Contre la toxicité d'un système organisé de privilèges
« Nous nous sommes donné le défi d'examiner ces pratiques économiques, qui sont parfaitement courantes, sur lesquelles on a presque cessé de réfléchir tant elles font partie de notre paysage, mais qui demeurent fondamentalement nocives. Si elles persistent, c'est que des individus en tirent avantage. Seulement, ces avantages sont loin d'être partagés, et se transforment même en travers et en nuisance pour toutes les autres citoyennes. »
Dans leur introduction,
Bernard Elie et
Claude Vaillancourt présentent les dix thèmes qui seront traités dans le livre : L'enseignement d'une pensée unique en économie, La spéculation, son morcellement, ses conséquences, La création de la monnaie par les banques privées, Les paradis fiscaux, le lobbyisme comme mode de gouvernement, L'exploitation sans limites des énergies fossiles, L'étalement urbain, La baisse de revenu des ménages, L'obsolescence programmée, La quête constante de la croissance.

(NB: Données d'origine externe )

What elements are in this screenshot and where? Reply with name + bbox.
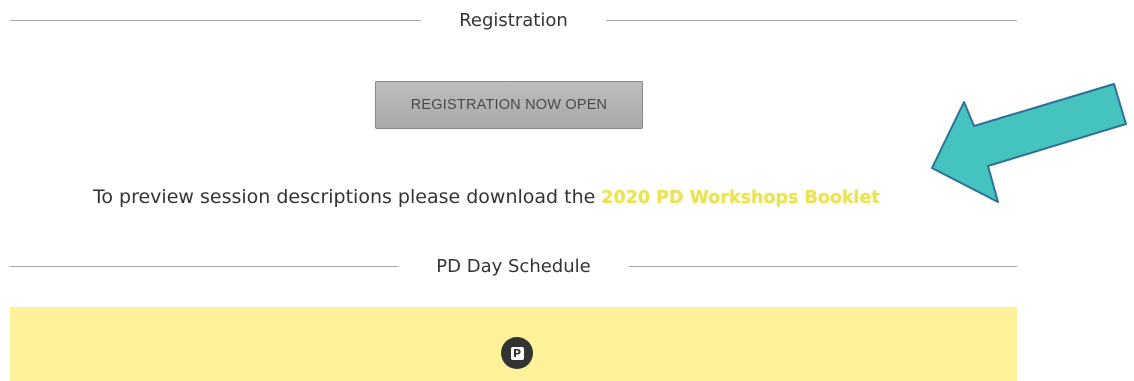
arrow-shape <box>931 83 1127 203</box>
page: Registration REGISTRATION NOW OPEN To pr… <box>0 0 1134 381</box>
preview-text: To preview session descriptions please d… <box>93 186 602 208</box>
schedule-panel: P <box>10 307 1017 381</box>
registration-heading: Registration <box>10 7 1018 33</box>
heading-rule-left <box>10 19 422 21</box>
preview-sentence: To preview session descriptions please d… <box>93 186 880 208</box>
badge-letter: P <box>510 346 524 360</box>
schedule-title: PD Day Schedule <box>436 255 591 277</box>
heading-rule-left <box>10 265 399 267</box>
heading-rule-right <box>628 265 1018 267</box>
parking-icon[interactable]: P <box>501 337 533 369</box>
schedule-heading: PD Day Schedule <box>10 253 1018 279</box>
workshops-booklet-link[interactable]: 2020 PD Workshops Booklet <box>601 188 879 208</box>
registration-now-open-button[interactable]: REGISTRATION NOW OPEN <box>375 81 643 129</box>
heading-rule-right <box>605 19 1018 21</box>
registration-title: Registration <box>459 9 568 31</box>
pointer-arrow-icon <box>931 83 1127 203</box>
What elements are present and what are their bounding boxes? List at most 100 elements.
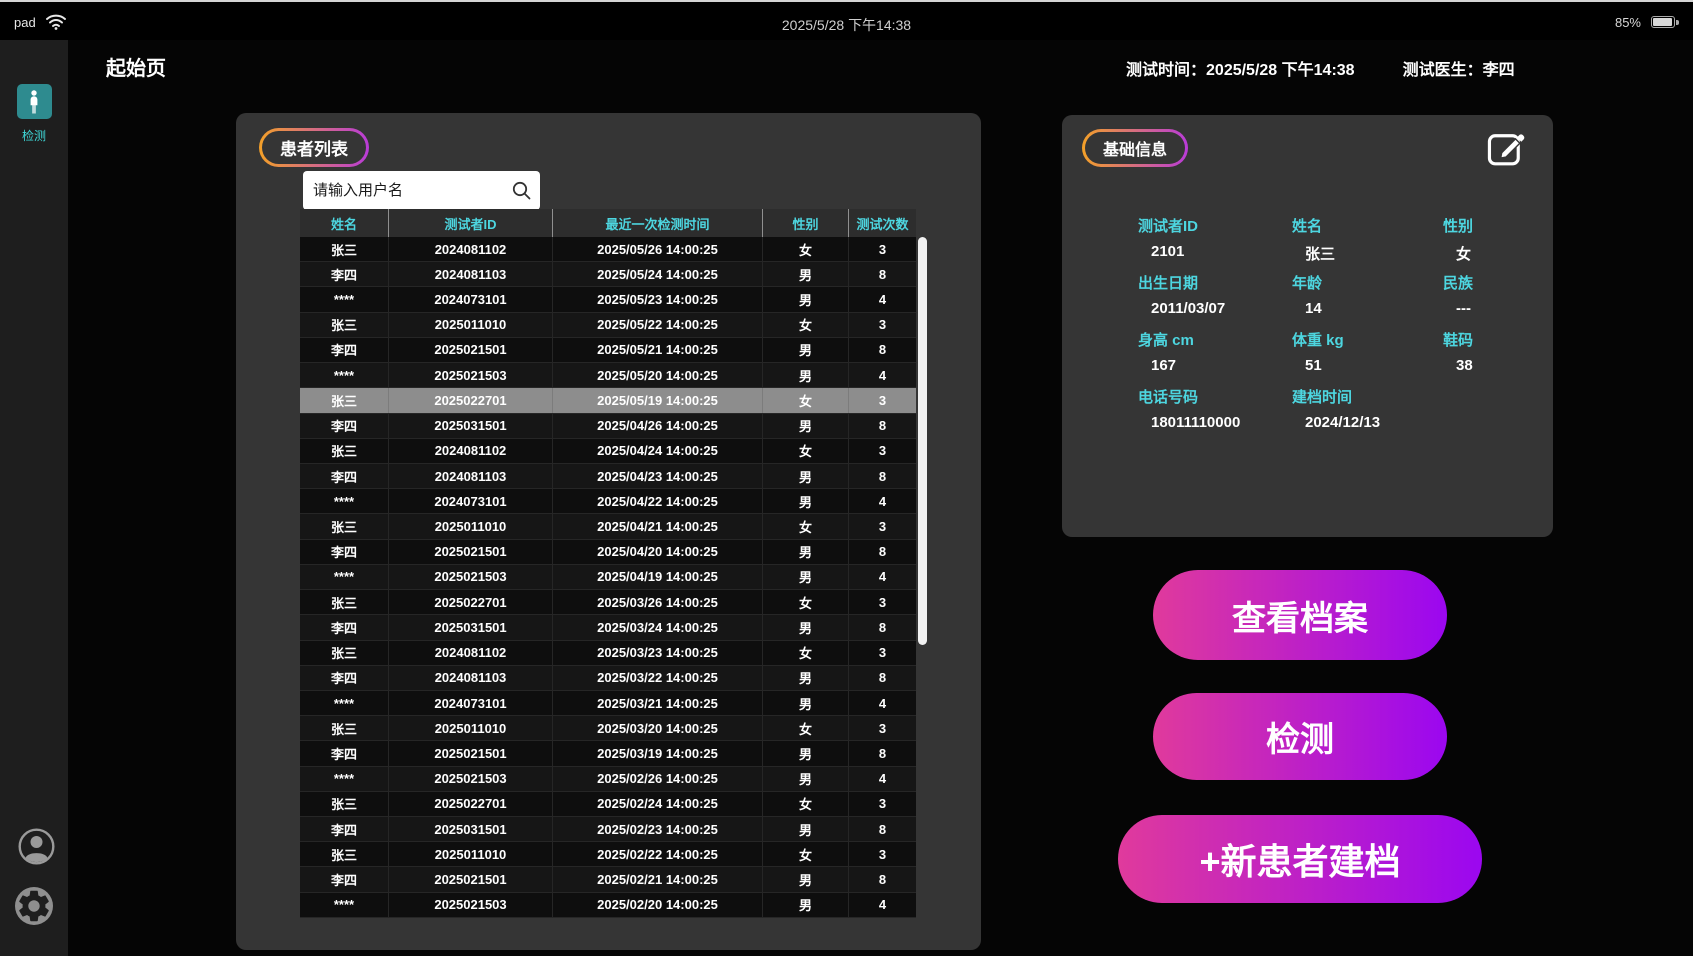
table-cell: 男 (763, 691, 849, 715)
sidebar: 检测 (0, 40, 68, 956)
search-input[interactable] (303, 171, 540, 210)
table-cell: 男 (763, 489, 849, 513)
table-row[interactable]: 张三20240811022025/04/24 14:00:25女3 (300, 439, 916, 464)
table-cell: 2024081102 (389, 641, 553, 665)
table-row[interactable]: 李四20250315012025/02/23 14:00:25男8 (300, 817, 916, 842)
table-cell: 张三 (300, 388, 389, 412)
info-field-label: 电话号码 (1138, 386, 1292, 407)
table-cell: **** (300, 489, 389, 513)
info-field-label: 民族 (1443, 272, 1553, 293)
table-cell: 2025011010 (389, 514, 553, 538)
patient-list-title: 患者列表 (259, 128, 369, 167)
table-cell: 2025/04/19 14:00:25 (553, 565, 763, 589)
table-row[interactable]: 张三20250227012025/05/19 14:00:25女3 (300, 388, 916, 413)
table-cell: 2025021503 (389, 565, 553, 589)
table-cell: 女 (763, 439, 849, 463)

Lire l'introduction, publiée avec l'aimable autorisation de M éditeur sur le blog "entre les lignes entre les mots"
Sommaire :
• Introduction, Bernard Élie et
Claude Vaillancourt
• La pensée unique dans l'enseignement de l'économie à l'université, Sylvie Morel
• L'excroissance de l'économie financière à l'ère du capitalisme avancé, Eric Pineault
• La création monétaire par les banques privées : un rôle trop important, Bernard Élie
• le recours aux paradis fiscaux,
Claude Vaillancourt
• Les lobbies au pouvoir,
Alain Deneault
• Énergies fossiles – extraire ou ne pas extraire ?, Dominique Bernier
• L'étalement urbain/l'urbanisme déréglementé, Anne Latendresse
• La montée des inégalités de revenus,
Pierre Beaulne
• Pour mieux comprendre l'obsolescence programmée, Union des consommateurs
• Les mirages de la croissance,
Yves-Marie Abraham
• Conclusion, Bernard Élie et
Claude Vaillancourt
Je ne citerai que certains éléments, sans aborder l'ensemble des thèmes traités.
Je souligne pour commencer un point, rarement traité, celui du caractère essentiellement privé de la création monétaire. Comme l'écrit Bernard Élie : « Les banques ont le privilège d'émettre de la monnaie en accordant des crédits à l'économie. Ces émissions monétaires sont des paris sur l'avenir, sur une production future ». L'auteur analyse « la contrainte de liquidité » et « la contrainte de crédit, le fameux « Trop grosses pour faire faillite ! (« Too big to fail ») ». Lire sur ce sujet l'indispensable livre d'
Eric Toussaint :
Bancocratie, Editions Aden – CADTM
Les propositions de Bernard Élie rejoignent celles de cet auteur : limiter la dimension des établissements, les états ne doivent plus être assureurs tous risques des établissements financiers, principe de responsabilité des acteurs financiers et de leurs actionnaires, recloisonement du secteur…
Eric Pineault parle de l'excroissance de l'économie financière. Il indique, entre autres, « D'abord, ces banques ont la capacité d'organiser la nouvelle structure de la circulation financières sur une base mondiale et d'y introduire des instruments de plus en plus liquides et complexes. Ensuite, elles lient la circulation industrielle à la circulation financière, en arrimant la première aux dynamiques instables et spéculatives de la seconde. Elles concentrent un nombre de plus en plus petit d'organisations qui deviennent de plus en plus puissantes pour la formation de groupes bancaires mondiaux, qui proviennent à l'origine de banques et d'institutions nationales. Enfin ces banques ont la capacité de contrôler les régulations censées encadrer leurs pratiques, par le biais d'un travail incessant de lobbying et de chantage auprès des autorités nationales et internationales ».
J'ai notamment apprécié les articles sur les paradis fiscaux (dont la nécessité de s'attaquer au secret bancaire), sur les énergies fossiles (hydrocarbures conventionnels et non conventionnels), l'étalement urbain (processus de sub-urbanisation).
L'Union des consommateurs propose une analyse détaillée de l'obsolescence programmée. Les auteur-e-s parlent de « prêt-à-jeté », d'obsolescence (par incompatibilité, indirecte, par péremption, par notification, par défaut fonctionnel, subjective, écologique…). Elles et ils proposent une transformation du consommateur et de la consommatrice en consommacteur et consommactrice et avancent un programme de « réduire, récupérer, recycler, réparer et partager ».
Des auteur-e-s expliquent, avec un vocabulaire ordinaire, quelques éléments du fonctionnement de notre «
l'économie toxique ». Si certains points me semblent très discutables, comme par exemple la charge contre l'école obligatoire, l'ensemble est cependant très bien argumenté. Un livre à mettre entre toutes les mains.